Generally poor observing conditions throughout March hampered observing but a number of new NEOs were followed, after they had been posted on the Minor Planet Center's NEO confirmation page (NEOCP), which is now at this new address:http://www.minorplanetcenter.org/iau/NEO/ToConfirm.html
Although the majority of new objects in March were discovered as usual by the Catalina Sky Survey/Mt. Lemmon telescopes, the WISE Infrared Space Telescope has started to make a significant contribution. About 1 in 5 of the objects added to the NEOCP in February and March were WISE discoveries, however, these are likely to be "extra" objects. WISE is in a polar orbit and scans a great circle aligned 90 degrees from the Sun and so most if not all of the WISE discoveries are unlikely to have been found at that time by the other NASA funded surveys that tend to cover the opposition area of the sky, though some may eventually have been picked up by the ground based surveys as the objects tracked across the sky.
WISE uses a 16" mirror to observe in four bands in the infrared and converting the measured IR brightness into likely visual band magnitudes to be included on the NEOCP for Earthbound observers is tricky, some objects being relatively bright in the IR and others fainter.
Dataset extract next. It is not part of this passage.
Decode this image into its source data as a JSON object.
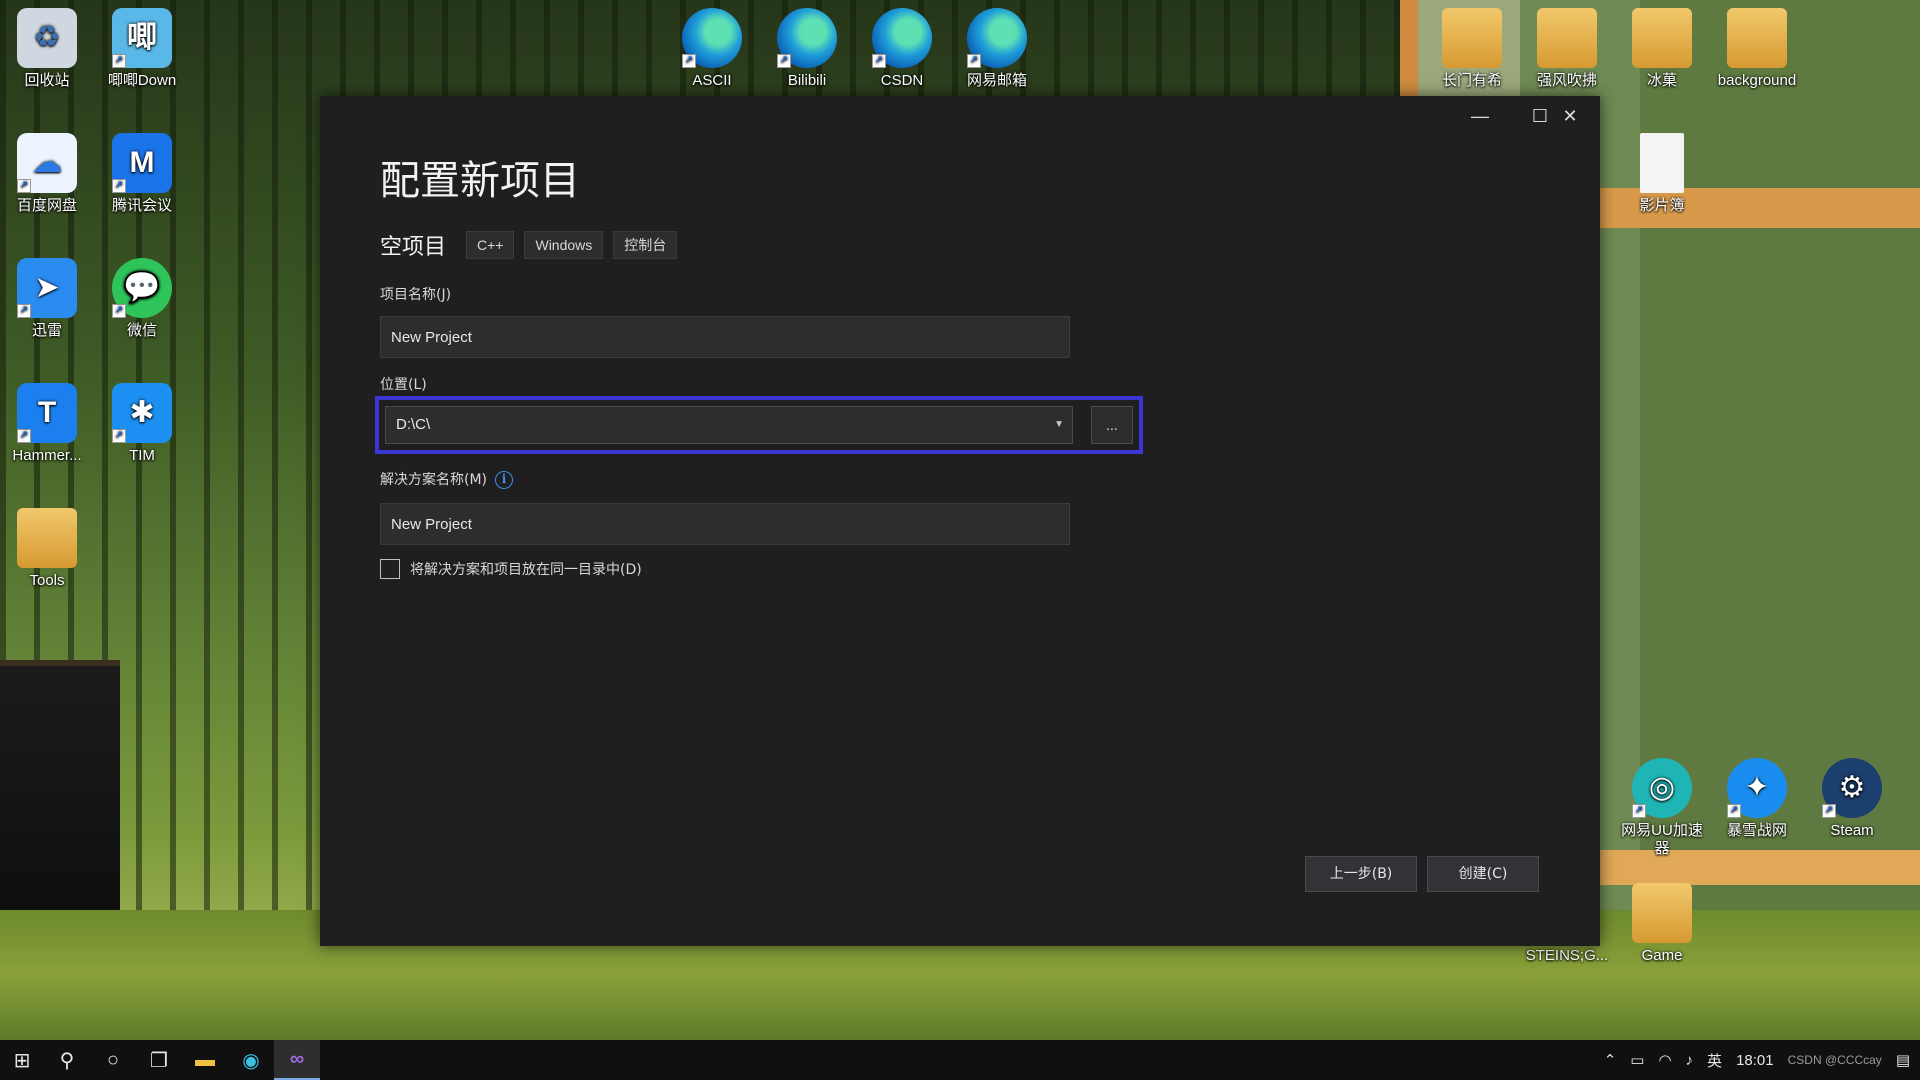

Many of the WISE discoveries are being listed with V magnitudes of 22-23 but some are brighter than these estimates would indicate and potentially in reach of amateurs.
Going after a WISE discovery with amateur equipment involves taking a large number of exposures and having to be resigned to the fact that there is a good chance that the effort will be for nothing if the object is too faint to be detected. However, WISE's IR eye is very good at picking up comets just as IRAS was 27 years ago. So if a WISE object is bright enough to be picked up it is well worth checking the images for signs of cometary activity. Three out of five WISE objects detected in March from Great Shefford turned out to be comets (P/2010 D2, C/2010 D4 and C/2010 E3).
The first Pan-STARRS 1.8-m telescope on Hawaii with its 1.4 gigapixel camera has also started submitting many hundreds of positions of minor planets to the Minor Planet Center this year and it can't be long before this gives all the other surveys some keen competition too.